The strike is planned to last eight hours, from 10:30 a.m. until 6:30 p.m. EST, when the House is scheduled to vote on other matters. According to his social media, Casar took his last sip of water at 10:25 a.m. EST before beginning the strike. It is part of Casar’s career-long effort to draw attention to the conditions workers face in extreme heat.
On Monday, Casar released a letter, signed by over 100 other House members and Senators, calling on the White House and Occupational Safety and Health Administration to fast-track federal workplace heat protections. Although Congress could establish these protections, it would be a more challenging and time-consuming process due to opposition from the Republican majority in the House.
The former labor organizer also spearheaded a thirst strike in Austin in 2010, when he was 21, to push the City Council there to mandate water breaks, which it did later that year.

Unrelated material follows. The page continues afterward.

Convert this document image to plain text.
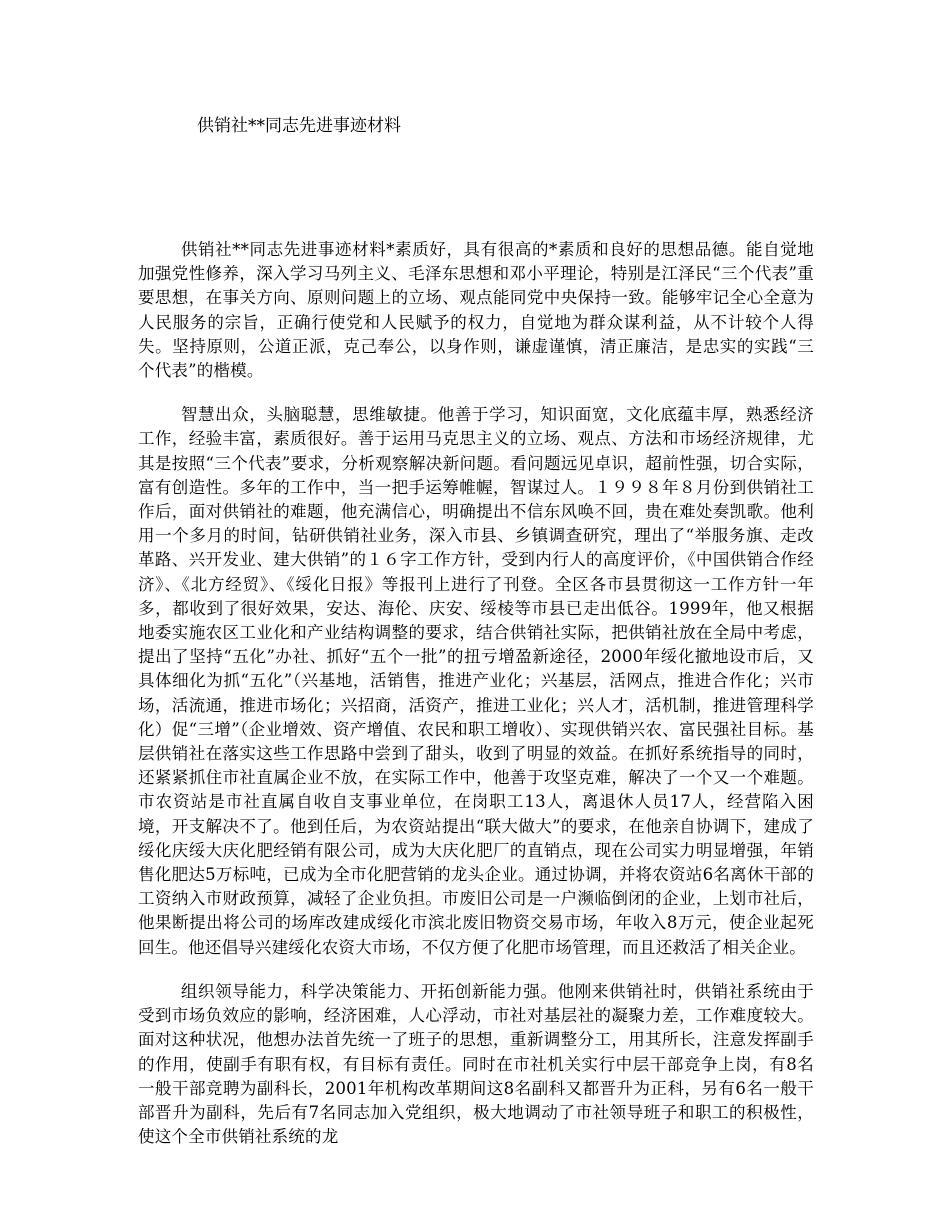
供销社**同志先进事迹材料

供销社**同志先进事迹材料*素质好，具有很高的*素质和良好的思想品德。能自觉地加强党性修养，深入学习马列主义、毛泽东思想和邓小平理论，特别是江泽民“三个代表”重要思想，在事关方向、原则问题上的立场、观点能同党中央保持一致。能够牢记全心全意为人民服务的宗旨，正确行使党和人民赋予的权力，自觉地为群众谋利益，从不计较个人得失。坚持原则，公道正派，克己奉公，以身作则，谦虚谨慎，清正廉洁，是忠实的实践“三个代表”的楷模。

智慧出众，头脑聪慧，思维敏捷。他善于学习，知识面宽，文化底蕴丰厚，熟悉经济工作，经验丰富，素质很好。善于运用马克思主义的立场、观点、方法和市场经济规律，尤其是按照“三个代表”要求，分析观察解决新问题。看问题远见卓识，超前性强，切合实际，富有创造性。多年的工作中，当一把手运筹帷幄，智谋过人。１９９８年８月份到供销社工作后，面对供销社的难题，他充满信心，明确提出不信东风唤不回，贵在难处奏凯歌。他利用一个多月的时间，钻研供销社业务，深入市县、乡镇调查研究，理出了“举服务旗、走改革路、兴开发业、建大供销”的１６字工作方针，受到内行人的高度评价，《中国供销合作经济》、《北方经贸》、《绥化日报》等报刊上进行了刊登。全区各市县贯彻这一工作方针一年多，都收到了很好效果，安达、海伦、庆安、绥棱等市县已走出低谷。1999年，他又根据地委实施农区工业化和产业结构调整的要求，结合供销社实际，把供销社放在全局中考虑，提出了坚持“五化”办社、抓好“五个一批”的扭亏增盈新途径，2000年绥化撤地设市后，又具体细化为抓“五化”（兴基地，活销售，推进产业化；兴基层，活网点，推进合作化；兴市场，活流通，推进市场化；兴招商，活资产，推进工业化；兴人才，活机制，推进管理科学化）促“三增”（企业增效、资产增值、农民和职工增收）、实现供销兴农、富民强社目标。基层供销社在落实这些工作思路中尝到了甜头，收到了明显的效益。在抓好系统指导的同时，还紧紧抓住市社直属企业不放，在实际工作中，他善于攻坚克难，解决了一个又一个难题。市农资站是市社直属自收自支事业单位，在岗职工13人，离退休人员17人，经营陷入困境，开支解决不了。他到任后，为农资站提出“联大做大”的要求，在他亲自协调下，建成了绥化庆绥大庆化肥经销有限公司，成为大庆化肥厂的直销点，现在公司实力明显增强，年销售化肥达5万标吨，已成为全市化肥营销的龙头企业。通过协调，并将农资站6名离休干部的工资纳入市财政预算，减轻了企业负担。市废旧公司是一户濒临倒闭的企业，上划市社后，他果断提出将公司的场库改建成绥化市滨北废旧物资交易市场，年收入8万元，使企业起死回生。他还倡导兴建绥化农资大市场，不仅方便了化肥市场管理，而且还救活了相关企业。

组织领导能力，科学决策能力、开拓创新能力强。他刚来供销社时，供销社系统由于受到市场负效应的影响，经济困难，人心浮动，市社对基层社的凝聚力差，工作难度较大。面对这种状况，他想办法首先统一了班子的思想，重新调整分工，用其所长，注意发挥副手的作用，使副手有职有权，有目标有责任。同时在市社机关实行中层干部竞争上岗，有8名一般干部竞聘为副科长，2001年机构改革期间这8名副科又都晋升为正科，另有6名一般干部晋升为副科，先后有7名同志加入党组织，极大地调动了市社领导班子和职工的积极性，使这个全市供销社系统的龙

However, the ordinance, along with similar rules in other Texas cities, is set to end Sept. 1, when the new state law takes effect.
“A healthy worker is a better worker,” said U.S. Rep. Sylvia Garcia, D-Houston, speaking at the event.
Earlier this year, Garcia reintroduced federal legislation that would mandate regular, paid water breaks for construction workers. The bill, which was based on legislation Garcia pushed for in the Texas Senate in 2017, is unlikely to receive a vote in the Republican-controlled U.S. House.
Jasmine Granillo, a Texas worker’s rights activist, said a water break could have saved her brother’s life. Roendy Granillo died from heatstroke in 2015 after he was reportedly denied a water break at his construction job.
“This event is out of respect for families like Jasmine Granillo’s,” Casar said.